With the mcrypt extension, you can encrypt and decrypt data using a variety of popular algorithms such as Blowfish, Triple DES, and Twofish. Example 13-17 encrypts and decrypts a string with Blowfish.

Example 13-17. Encrypting and decrypting with mcrypt

// The string to encrypt
$data = 'Account number: 213-1158238-23; PIN: 2837';
// The secret key to encrypt it with
$key  = "Perhaps Looking-glass milk isn't good to drink";

// Select an algorithm and encryption mode
$algorithm = MCRYPT_BLOWFISH;
$mode = MCRYPT_MODE_CBC;
// Create an initialization vector
$iv = mcrypt_create_iv(mcrypt_get_iv_size($algorithm,$mode),
                       MCRYPT_DEV_URANDOM);

// Encrypt the data
$encrypted_data = mcrypt_encrypt($algorithm, $key, $data, $mode, $iv);

// Decrypt the data
$decrypted_data = mcrypt_decrypt($algorithm, $key, $encrypted_data, $mode, $iv);

print "The decoded data is $decrypted_data";

Example 13-17 prints:

The decoded data is Account number: 213-1158238-23; PIN: 2837

Read about mcrypt in PHP Cookbook, Recipes 14.7, 14.8, and 14.9, and in the PHP Manual (http://www.php.net/mcrypt).
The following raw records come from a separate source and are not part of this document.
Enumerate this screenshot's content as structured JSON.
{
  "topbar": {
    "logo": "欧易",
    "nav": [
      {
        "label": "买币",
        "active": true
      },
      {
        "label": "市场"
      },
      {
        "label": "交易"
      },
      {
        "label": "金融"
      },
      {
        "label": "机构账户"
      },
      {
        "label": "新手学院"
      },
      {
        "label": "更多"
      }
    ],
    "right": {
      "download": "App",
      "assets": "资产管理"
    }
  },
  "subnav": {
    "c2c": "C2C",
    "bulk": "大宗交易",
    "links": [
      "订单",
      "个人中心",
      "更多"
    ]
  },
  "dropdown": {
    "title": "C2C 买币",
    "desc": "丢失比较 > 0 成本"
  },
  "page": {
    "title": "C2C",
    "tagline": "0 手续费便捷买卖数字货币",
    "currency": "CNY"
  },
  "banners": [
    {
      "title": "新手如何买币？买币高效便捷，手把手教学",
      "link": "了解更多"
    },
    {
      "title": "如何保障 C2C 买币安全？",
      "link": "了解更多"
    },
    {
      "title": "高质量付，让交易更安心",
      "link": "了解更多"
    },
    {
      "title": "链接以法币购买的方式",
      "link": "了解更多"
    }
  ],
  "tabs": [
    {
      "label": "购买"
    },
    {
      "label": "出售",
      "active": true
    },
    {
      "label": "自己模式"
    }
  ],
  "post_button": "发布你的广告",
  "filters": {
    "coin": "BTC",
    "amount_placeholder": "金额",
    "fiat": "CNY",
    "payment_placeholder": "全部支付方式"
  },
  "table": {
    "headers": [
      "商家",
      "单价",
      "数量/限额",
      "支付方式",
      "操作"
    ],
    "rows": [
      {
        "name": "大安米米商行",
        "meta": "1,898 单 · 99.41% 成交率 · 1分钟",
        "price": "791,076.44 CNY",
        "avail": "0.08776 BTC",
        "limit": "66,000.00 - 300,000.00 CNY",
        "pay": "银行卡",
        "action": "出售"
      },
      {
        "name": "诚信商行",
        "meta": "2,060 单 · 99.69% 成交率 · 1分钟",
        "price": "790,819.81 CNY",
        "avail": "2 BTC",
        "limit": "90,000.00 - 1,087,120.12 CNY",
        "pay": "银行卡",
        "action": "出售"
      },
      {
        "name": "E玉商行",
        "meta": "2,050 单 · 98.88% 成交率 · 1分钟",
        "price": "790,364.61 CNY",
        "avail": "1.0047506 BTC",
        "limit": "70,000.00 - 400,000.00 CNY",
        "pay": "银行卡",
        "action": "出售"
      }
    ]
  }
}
Just as a fancy lock on your front door doesn't do much if your house is made of clear plastic sheeting, the most robust encryption algorithm is just one part of a comprehensively secure program. To learn more about computer security and encryption, read Practical Unix & Internet Security by Simson Garfinkel, Alan Schwartz, and Gene Spafford (O'Reilly) and Applied Cryptography by Bruce Schneier (John Wiley and Sons).